Panelists discuss how the treatment paradigm for melanoma has evolved to favor upfront dual checkpoint blockade over targeted therapy, except in specific cases where rapid response is needed for symptomatic patients with high LDH.

Evolution of Melanoma Treatment Paradigms

Key Discussion Points:

  • The melanoma treatment landscape has evolved dramatically over the past decade with immunotherapy emerging as a frontline approach
  • Dual checkpoint blockade has demonstrated superiority over monotherapy in metastatic (but not adjuvant) setting
  • DREAMseq trial established that upfront dual checkpoint blockade is superior to frontline targeted therapy (BRAF/MEK inhibition)

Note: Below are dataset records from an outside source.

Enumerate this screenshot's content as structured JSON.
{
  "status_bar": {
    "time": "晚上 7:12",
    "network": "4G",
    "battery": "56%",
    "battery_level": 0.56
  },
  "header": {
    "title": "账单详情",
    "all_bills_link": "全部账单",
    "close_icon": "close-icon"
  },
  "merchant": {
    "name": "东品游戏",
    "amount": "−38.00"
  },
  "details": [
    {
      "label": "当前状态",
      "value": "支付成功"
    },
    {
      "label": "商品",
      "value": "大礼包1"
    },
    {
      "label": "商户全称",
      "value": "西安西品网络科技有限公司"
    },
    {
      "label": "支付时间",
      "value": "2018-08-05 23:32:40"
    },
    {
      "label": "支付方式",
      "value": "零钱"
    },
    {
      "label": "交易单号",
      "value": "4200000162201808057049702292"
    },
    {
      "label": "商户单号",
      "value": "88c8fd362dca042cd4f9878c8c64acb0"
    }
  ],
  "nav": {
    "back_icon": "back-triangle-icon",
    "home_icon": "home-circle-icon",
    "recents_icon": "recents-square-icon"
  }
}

Key Points for Physicians:

  • For BRAF-mutated melanoma, immunotherapy is generally preferred first-line over targeted therapy based on clinical trial evidence
  • Consider starting with BRAF/MEK inhibitors in symptomatic patients with high LDH, rapidly progressing disease, or when rapid response is needed
  • The durability of response differs significantly between immunotherapy (more durable) and targeted therapy

Notable Insights:

For patients who begin on BRAF/MEK inhibitors for disease control, the C-COMBAT study suggests a “sandwich approach” - treating with BRAF/MEK inhibition for about 8 weeks before transitioning to immunotherapy, which showed better outcomes than continuing BRAF/MEK inhibition indefinitely.

Clinical Significance:

Treatment selection for advanced melanoma has evolved to prioritize immunotherapy, with targeted therapy reserved for specific clinical scenarios requiring rapid response, with planned transition strategies to immunotherapy when possible.